Em vez do serviço militar, por que não levar os jovens
a prestar ajuda às comunidades que precisam?
Nas grandes cidades, a cultura dos condomínios cria uma juventude que se apega a privilégios e costuma sentir medo ou desprezo por pobres. Jovens de classe média alta só trabalham como garçons, garçonetes, babás e au pairs (empregadas) quando vão para o exterior fazer intercâmbio. Pais mandam os pimpolhos para os Estados Unidos, Europa, Austrália. Vão estudar idiomas e, muitas vezes, lavar pratos. Faz parte do aprendizado de vida e do amadurecimento. No Brasil, jamais fariam isso – não só por vergonha de servir a seus iguais. A mesada tropical é polpuda e o que se ganha aqui nesse tipo de serviço é muito menos do que lá fora. No Brasil, eles têm domésticas que recolhem suas roupas espalhadas no chão.
O serviço civil obrigatório seria uma oportunidade de integração, educação, disciplina.
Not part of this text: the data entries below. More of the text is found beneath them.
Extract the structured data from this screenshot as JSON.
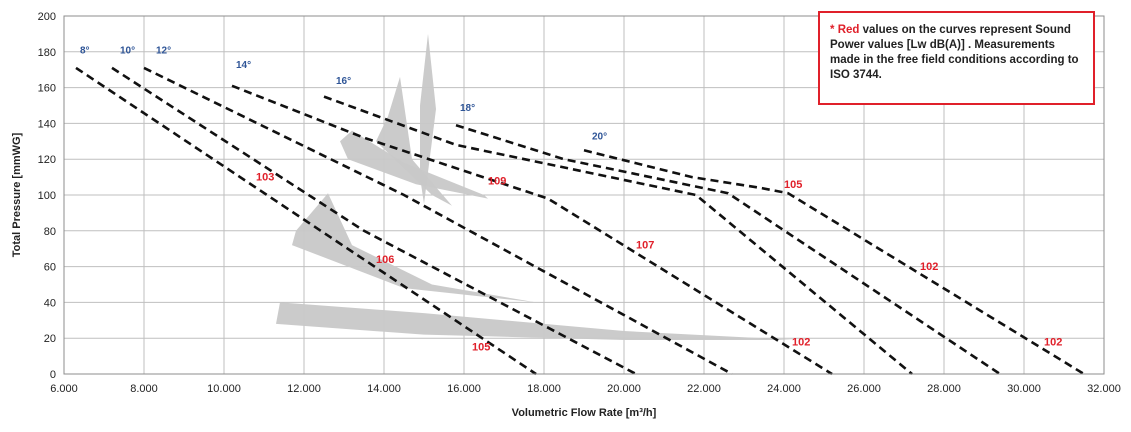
{
  "chart_data": {
    "type": "line",
    "xlabel": "Volumetric Flow Rate [m³/h]",
    "ylabel": "Total Pressure [mmWG]",
    "xlim": [
      6000,
      32000
    ],
    "ylim": [
      0,
      200
    ],
    "x_ticks": [
      "6.000",
      "8.000",
      "10.000",
      "12.000",
      "14.000",
      "16.000",
      "18.000",
      "20.000",
      "22.000",
      "24.000",
      "26.000",
      "28.000",
      "30.000",
      "32.000"
    ],
    "y_ticks": [
      "0",
      "20",
      "40",
      "60",
      "80",
      "100",
      "120",
      "140",
      "160",
      "180",
      "200"
    ],
    "grid": true,
    "colors": {
      "curve": "#111111",
      "angle_label": "#2f5597",
      "sound_label": "#e0202a",
      "band": "#c8c8c8",
      "grid": "#bfbfbf",
      "note_border": "#e0202a"
    },
    "series": [
      {
        "name": "8°",
        "x": [
          6300,
          17800
        ],
        "y": [
          171,
          0
        ]
      },
      {
        "name": "10°",
        "x": [
          7200,
          13500,
          20300
        ],
        "y": [
          171,
          80,
          0
        ]
      },
      {
        "name": "12°",
        "x": [
          8000,
          14500,
          22700
        ],
        "y": [
          171,
          100,
          0
        ]
      },
      {
        "name": "14°",
        "x": [
          10200,
          13500,
          18100,
          25200
        ],
        "y": [
          161,
          132,
          98,
          0
        ]
      },
      {
        "name": "16°",
        "x": [
          12500,
          15800,
          21800,
          27200
        ],
        "y": [
          155,
          128,
          100,
          0
        ]
      },
      {
        "name": "18°",
        "x": [
          15800,
          18500,
          22600,
          29400
        ],
        "y": [
          139,
          120,
          101,
          0
        ]
      },
      {
        "name": "20°",
        "x": [
          19000,
          21700,
          23400,
          24100,
          31500
        ],
        "y": [
          125,
          110,
          104,
          101,
          0
        ]
      }
    ],
    "sound_power_labels": [
      {
        "text": "103",
        "x": 10800,
        "y": 108
      },
      {
        "text": "109",
        "x": 16600,
        "y": 106
      },
      {
        "text": "107",
        "x": 20300,
        "y": 70
      },
      {
        "text": "106",
        "x": 13800,
        "y": 62
      },
      {
        "text": "105",
        "x": 16200,
        "y": 13
      },
      {
        "text": "105",
        "x": 24000,
        "y": 104
      },
      {
        "text": "102",
        "x": 24200,
        "y": 16
      },
      {
        "text": "102",
        "x": 27400,
        "y": 58
      },
      {
        "text": "102",
        "x": 30500,
        "y": 16
      }
    ],
    "angle_labels": [
      {
        "text": "8°",
        "x": 6400,
        "y": 179
      },
      {
        "text": "10°",
        "x": 7400,
        "y": 179
      },
      {
        "text": "12°",
        "x": 8300,
        "y": 179
      },
      {
        "text": "14°",
        "x": 10300,
        "y": 171
      },
      {
        "text": "16°",
        "x": 12800,
        "y": 162
      },
      {
        "text": "18°",
        "x": 15900,
        "y": 147
      },
      {
        "text": "20°",
        "x": 19200,
        "y": 131
      }
    ],
    "efficiency_bands": [
      {
        "polygon": [
          [
            11400,
            40
          ],
          [
            11300,
            28
          ],
          [
            15000,
            22
          ],
          [
            20000,
            19
          ],
          [
            24300,
            19
          ],
          [
            20000,
            24
          ],
          [
            15000,
            34
          ]
        ]
      },
      {
        "polygon": [
          [
            11800,
            80
          ],
          [
            11700,
            72
          ],
          [
            14500,
            48
          ],
          [
            17800,
            40
          ],
          [
            15200,
            50
          ],
          [
            13200,
            72
          ],
          [
            12600,
            101
          ]
        ]
      },
      {
        "polygon": [
          [
            13100,
            120
          ],
          [
            12900,
            130
          ],
          [
            13200,
            136
          ],
          [
            14500,
            118
          ],
          [
            16500,
            100
          ],
          [
            16600,
            98
          ],
          [
            14800,
            106
          ]
        ]
      },
      {
        "polygon": [
          [
            13800,
            130
          ],
          [
            14100,
            144
          ],
          [
            14400,
            166
          ],
          [
            14700,
            120
          ],
          [
            15700,
            94
          ],
          [
            15200,
            100
          ]
        ]
      },
      {
        "polygon": [
          [
            14900,
            150
          ],
          [
            15100,
            190
          ],
          [
            15300,
            148
          ],
          [
            15000,
            95
          ],
          [
            14900,
            110
          ]
        ]
      }
    ],
    "annotation": {
      "star": "*",
      "red_word": "Red",
      "rest": " values on the curves represent Sound Power values [Lw dB(A)] . Measurements made in the free field conditions according to ISO 3744."
    }
  }
}
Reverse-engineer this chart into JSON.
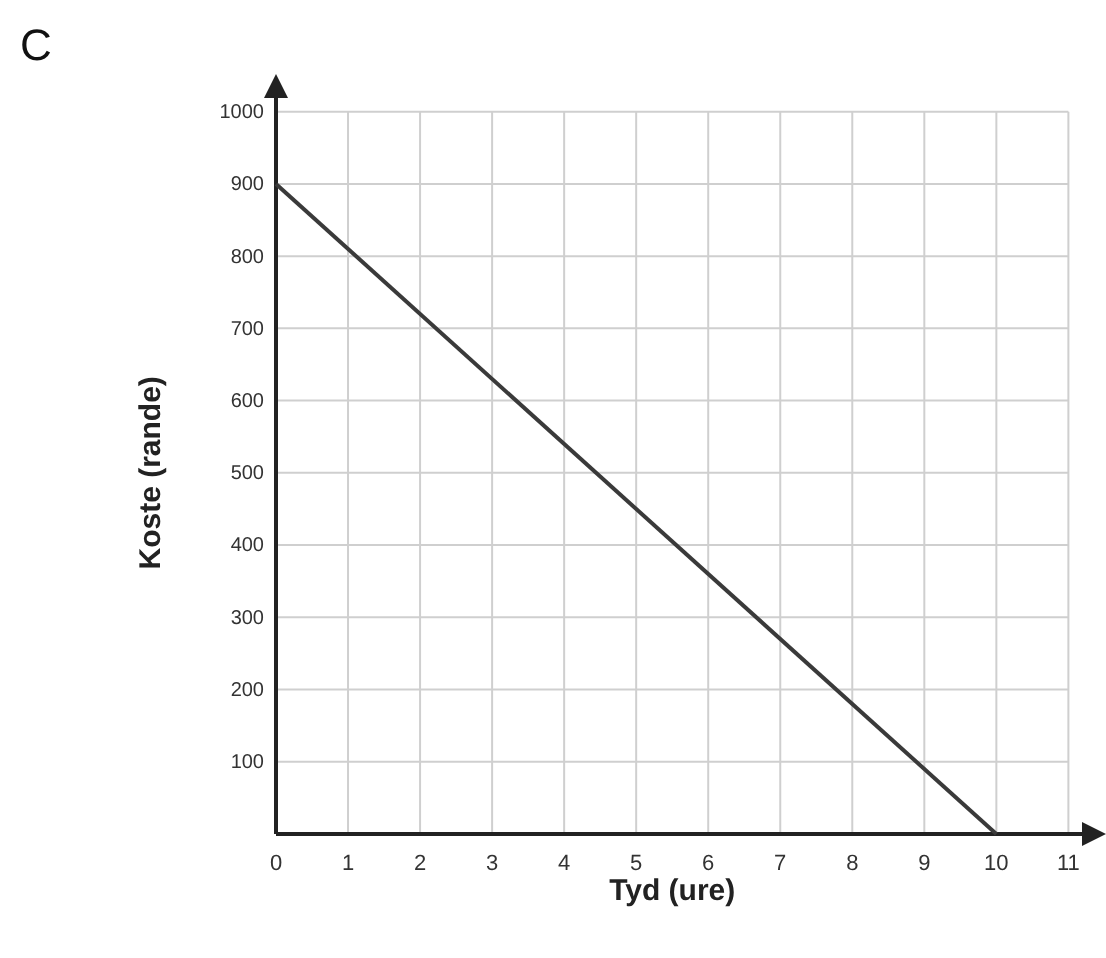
{
  "chart_data": {
    "type": "line",
    "xlabel": "Tyd (ure)",
    "ylabel": "Koste (rande)",
    "annotations": [
      "C"
    ],
    "x": [
      0,
      10
    ],
    "series": [
      {
        "color": "#3a3a3a",
        "values": [
          900,
          0
        ]
      }
    ],
    "xlim": [
      0,
      11.3
    ],
    "ylim": [
      0,
      1030
    ],
    "xticks": [
      0,
      1,
      2,
      3,
      4,
      5,
      6,
      7,
      8,
      9,
      10,
      11
    ],
    "yticks": [
      100,
      200,
      300,
      400,
      500,
      600,
      700,
      800,
      900,
      1000
    ],
    "grid": true,
    "marker": "none",
    "line_style": "solid"
  }
}
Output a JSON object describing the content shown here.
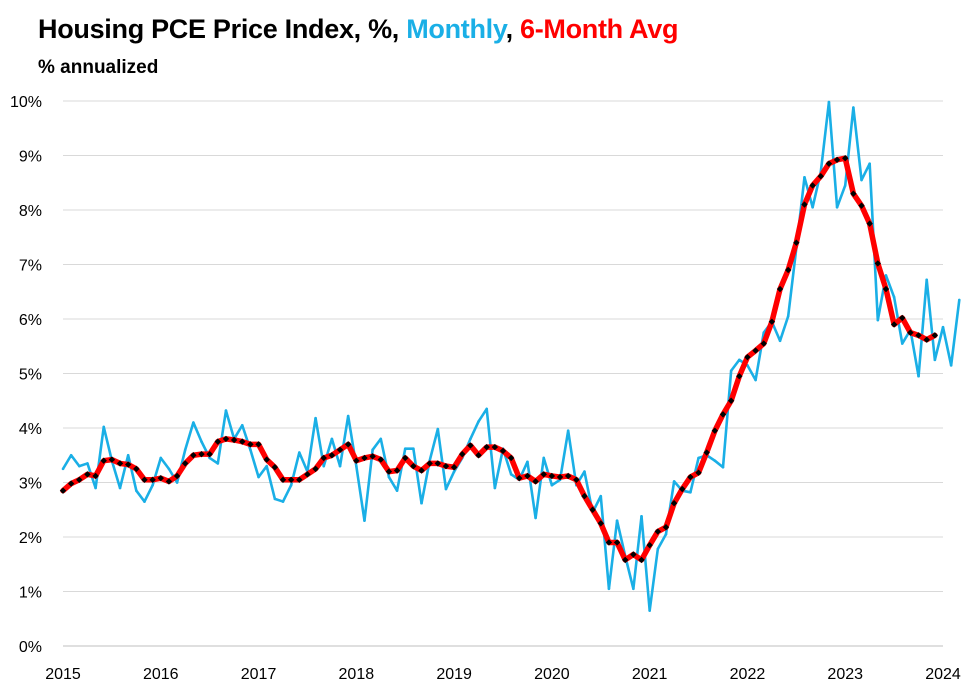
{
  "title": {
    "part1": "Housing PCE Price Index, %, ",
    "part2": "Monthly",
    "part3": ", ",
    "part4": "6-Month Avg",
    "color_monthly": "#1AAFE6",
    "color_avg": "#FF0000"
  },
  "subtitle": "% annualized",
  "chart_data": {
    "type": "line",
    "title": "Housing PCE Price Index, %, Monthly, 6-Month Avg",
    "subtitle": "% annualized",
    "xlabel": "",
    "ylabel": "",
    "ylim": [
      0,
      10
    ],
    "xlim": [
      2015,
      2024
    ],
    "grid": true,
    "yticks": [
      "0%",
      "1%",
      "2%",
      "3%",
      "4%",
      "5%",
      "6%",
      "7%",
      "8%",
      "9%",
      "10%"
    ],
    "xticks": [
      "2015",
      "2016",
      "2017",
      "2018",
      "2019",
      "2020",
      "2021",
      "2022",
      "2023",
      "2024"
    ],
    "x_start": 2015.0,
    "x_step_months": 1,
    "series": [
      {
        "name": "Monthly",
        "color": "#1AAFE6",
        "values": [
          3.25,
          3.5,
          3.3,
          3.35,
          2.9,
          4.02,
          3.4,
          2.9,
          3.5,
          2.85,
          2.65,
          2.95,
          3.45,
          3.25,
          3.0,
          3.6,
          4.1,
          3.75,
          3.45,
          3.35,
          4.32,
          3.8,
          4.05,
          3.6,
          3.1,
          3.3,
          2.7,
          2.65,
          2.95,
          3.55,
          3.2,
          4.18,
          3.3,
          3.8,
          3.3,
          4.22,
          3.3,
          2.3,
          3.6,
          3.8,
          3.1,
          2.85,
          3.62,
          3.62,
          2.62,
          3.4,
          3.98,
          2.88,
          3.2,
          3.45,
          3.8,
          4.12,
          4.35,
          2.9,
          3.62,
          3.15,
          3.05,
          3.38,
          2.35,
          3.45,
          2.95,
          3.05,
          3.95,
          2.95,
          3.2,
          2.45,
          2.75,
          1.05,
          2.3,
          1.65,
          1.05,
          2.38,
          0.65,
          1.78,
          2.05,
          3.02,
          2.85,
          2.82,
          3.45,
          3.5,
          3.4,
          3.28,
          5.05,
          5.25,
          5.15,
          4.88,
          5.75,
          5.95,
          5.6,
          6.05,
          7.3,
          8.6,
          8.05,
          8.7,
          9.98,
          8.05,
          8.45,
          9.88,
          8.55,
          8.85,
          5.98,
          6.8,
          6.4,
          5.55,
          5.8,
          4.95,
          6.72,
          5.25,
          5.85,
          5.15,
          6.35
        ]
      },
      {
        "name": "6-Month Avg",
        "color": "#FF0000",
        "marker_color": "#000000",
        "values": [
          2.85,
          2.98,
          3.05,
          3.15,
          3.12,
          3.4,
          3.42,
          3.35,
          3.33,
          3.25,
          3.05,
          3.05,
          3.08,
          3.02,
          3.12,
          3.35,
          3.5,
          3.52,
          3.52,
          3.75,
          3.8,
          3.78,
          3.75,
          3.7,
          3.7,
          3.42,
          3.28,
          3.05,
          3.05,
          3.05,
          3.15,
          3.25,
          3.45,
          3.5,
          3.6,
          3.7,
          3.4,
          3.45,
          3.48,
          3.42,
          3.2,
          3.22,
          3.45,
          3.3,
          3.22,
          3.35,
          3.35,
          3.3,
          3.28,
          3.52,
          3.68,
          3.5,
          3.65,
          3.65,
          3.58,
          3.45,
          3.08,
          3.12,
          3.02,
          3.15,
          3.12,
          3.1,
          3.12,
          3.05,
          2.75,
          2.5,
          2.25,
          1.9,
          1.9,
          1.58,
          1.68,
          1.58,
          1.85,
          2.1,
          2.18,
          2.62,
          2.88,
          3.1,
          3.18,
          3.55,
          3.95,
          4.25,
          4.5,
          4.95,
          5.3,
          5.42,
          5.55,
          5.95,
          6.55,
          6.9,
          7.4,
          8.1,
          8.45,
          8.62,
          8.85,
          8.92,
          8.95,
          8.3,
          8.08,
          7.75,
          7.02,
          6.55,
          5.9,
          6.02,
          5.75,
          5.7,
          5.62,
          5.7
        ]
      }
    ]
  }
}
Não existe no Brasil nenhuma estratégia que promova um entendimento real entre as classes. Não se treinam o ouvido nem a compaixão, o desprendimento ou a generosidade. Jovens deveriam consagrar um tempo para o bem público. Por lei. Para criar bases e valores, perceber outros olhares. Um estudante de Direito poderia, no primeiro ano da faculdade, dedicar seis horas diárias de trabalho a um balcão de atendimento de pequenas causas em favela. Um estudante de contabilidade montaria pequenos negócios para famílias carentes e empreendedoras. Um estudante de letras incentivaria adolescentes a ler. Outro ensinaria a mexer em computador, a tocar piano ou a falar inglês. São tantos dons aprendidos, financiados pelos pais. Por que não retribuir à sociedade durante um ano?
O presidente Lula chegou a propor, em setembro de 2008, o serviço social obrigatório para homens dispensados do serviço militar e para todas as mulheres brasileiras. Eles prestariam à sociedade serviços relacionados a sua formação técnica, profissional ou acadêmica. Foi engavetado.
Minha sensação é que se desperdiça o potencial de um exército de jovens inteligentes e criativos. Poderiam ajudar a construir uma sociedade mais justa e menos desigual. Há os que sonham em sair do Brasil sem sequer chegar a entender o país em que nasceram. Nem aprendem a dar bom-dia ou a agradecer por um serviço prestado.
Deveríamos acabar com a obrigatoriedade do serviço militar, que já tem um século de vida. É um anacronismo num país sem guerra. O que o Brasil necessita é educar direito seus filhos.